Литературное произведение: Теория художественной целостности - страница 174
Совмещение контрастирующих планов присуще и художественному времени, воплощенному в ритмико-речевом строе «Кроткой». С одной стороны, здесь обнаруживается целый ряд переходов от «сиюминутных» высказываний героя к повествованию о прошлых событиях, а в них, в свою очередь, переход к еще более давним эпизодам из жизни героини («подноготная») и героя («случай в полку»), да и в сиюминутных высказываниях разграничены описания, с одной стороны, и рассуждения – с другой. И все эти компоненты имеют ряд различительных признаков и в акцентно-ритмиче-ских характеристиках, и в синтаксическом строе речи (это показала Е. А. Иванчикова в своей работе о синтаксической композиции «Кроткой» >7 ). Но, с другой стороны, объединяющие все повествование формы аффективного синтаксиса, контрастирующая ритмическая двуплановость и концентрация повествовательной энергии в напряженнейших мигах «снимают» вышеотмеченные временные отличия и создают общее «лихорадочное» движение, преодолевающее время. Как писал М. М. Бахтин, «динамика и быстрота здесь (как, впрочем, и всюду) не торжество времени, а преодоление его, ибо быстрота – единственный способ преодолеть время во времени» >8 .
Порыв человеческого сознания, движимого стремлением «собрать в точку мысли», охватывает временную сложность реального мира и вместе с тем, говоря словами Достоевского, «перескакивает через пространство и время и через законы бытия и рассудка и останавливается лишь на точках, о которых грезит сердце». Так возникает временное двоемирие, и в отраженную в повествовании временную сложность и многоплановость реального мира этими «точками» вневременного «синтеза» вносится еще и координата противоположного реальному мира идеального, где «времени не будет». «Все в лихорадочном состоянии и все как бы в своем синтезе» – этими словами Достоевского можно воспользоваться как одним из определений формообразующего принципа повествования. Совмещение контрастирующих ритмических планов, внутренняя расчлененность и обособленность отдельных частей и, наконец, концентрация ритмико-интонационной напряженности ( может быть, даже «перенапряженности») в точках всеохватывающего «синтеза» – эти особенности ритмической организации прозаического целого соотносятся с целым рядом родственных черт на других уровнях и весьма важны для понимания художественного мира Достоевского.

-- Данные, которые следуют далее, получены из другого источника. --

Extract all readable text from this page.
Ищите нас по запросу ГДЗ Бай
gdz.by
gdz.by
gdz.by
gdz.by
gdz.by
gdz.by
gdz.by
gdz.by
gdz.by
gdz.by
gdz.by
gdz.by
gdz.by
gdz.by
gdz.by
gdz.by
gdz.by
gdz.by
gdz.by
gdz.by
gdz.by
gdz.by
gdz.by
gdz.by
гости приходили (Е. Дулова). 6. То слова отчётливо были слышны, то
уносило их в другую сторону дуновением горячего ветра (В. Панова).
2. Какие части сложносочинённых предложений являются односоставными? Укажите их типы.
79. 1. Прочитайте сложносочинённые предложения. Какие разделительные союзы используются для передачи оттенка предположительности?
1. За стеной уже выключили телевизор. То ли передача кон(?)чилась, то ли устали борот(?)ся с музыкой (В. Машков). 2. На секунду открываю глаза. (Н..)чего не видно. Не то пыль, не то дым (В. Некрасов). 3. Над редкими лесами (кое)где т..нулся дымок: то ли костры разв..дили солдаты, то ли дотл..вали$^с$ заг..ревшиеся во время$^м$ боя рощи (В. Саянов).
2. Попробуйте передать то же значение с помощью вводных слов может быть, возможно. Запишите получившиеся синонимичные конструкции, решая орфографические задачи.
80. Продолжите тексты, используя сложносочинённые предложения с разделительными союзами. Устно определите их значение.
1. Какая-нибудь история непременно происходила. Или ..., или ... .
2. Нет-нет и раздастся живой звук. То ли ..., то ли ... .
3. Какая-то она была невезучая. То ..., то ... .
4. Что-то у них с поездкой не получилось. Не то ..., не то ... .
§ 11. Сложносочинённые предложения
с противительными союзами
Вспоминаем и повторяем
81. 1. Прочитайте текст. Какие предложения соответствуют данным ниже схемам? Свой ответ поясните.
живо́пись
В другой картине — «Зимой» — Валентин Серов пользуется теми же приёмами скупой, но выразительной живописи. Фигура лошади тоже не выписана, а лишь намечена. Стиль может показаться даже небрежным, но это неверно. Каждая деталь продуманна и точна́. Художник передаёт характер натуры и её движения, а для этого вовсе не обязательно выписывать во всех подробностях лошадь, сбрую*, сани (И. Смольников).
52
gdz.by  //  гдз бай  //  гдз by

Даже критерием универсальности человеческой натуры оказывается у Достоевского прежде всего степень предельного совмещения предельных противоположностей в ней. Скажем, Ставрогин в «Бесах» – «все» и потому, что заключает в себе «все благородные порывы до чудовищной крайности… и все страсти» >9 , но еще более потому, что совмещает крайние пределы высочайшего идеала («золотой век») и столь же «беспредельного безобразия», «последней низости». В «Исповеди Ставрогина» не просто чередуются эти предельные контрасты, не просто, как писал Л. Гроссман, «страшную драму порока, преступления и гибели ребенка сменяет лучезарное видение первобытной невинности, чистоты и счастья» >10 . Смена оборачивается здесь все более интенсивным совмещением этих пределов в одной критической точке сознания «трагического человека», – сознания, которое соединяет и никогда не может объединить эти противоположности.
Причем степень такой совмещенности все более и более нарастает к концу «Исповеди». Сначала в картину «яркого-яркого света» внедряется резко противоположный образ-символ «паука»: "Я поскорее закрыл опять глаза, как бы жаждая возвратить миновавший сон, но вдруг как бы среди яркого-яркого света я увидел какую-то крошечную точку. Она принимала какой-то образ, и вдруг мне явственно представился крошечный красный паучок… " И наконец, вершинное совмещение – образ Матреши «с своим поднятым и грозящим мне кулачонком». Появившись второй раз, этот образ вмещает в себя и «прекрасных детей», и идеал детства человечества – мечту, «самую невероятную из всех, какие были, которой все человечество всю свою жизнь отдавало все свои силы, для которой всем жертвовало, для которой умирали на крестах и убивались пророки, без которой народы не хотят жить и не могут даже умереть», – и, с другой стороны, величайшее преступление против человечности – «более великого и более страшного преступления… нет и не может быть». И, оставаясь образом реального события и реального страдания, он символизирует в то же время состояние и масштаб трагедии сознания героя, который говорит об этом образе: «… я его сам вызываю и не могу не вызывать, хотя и не могу с этим жить».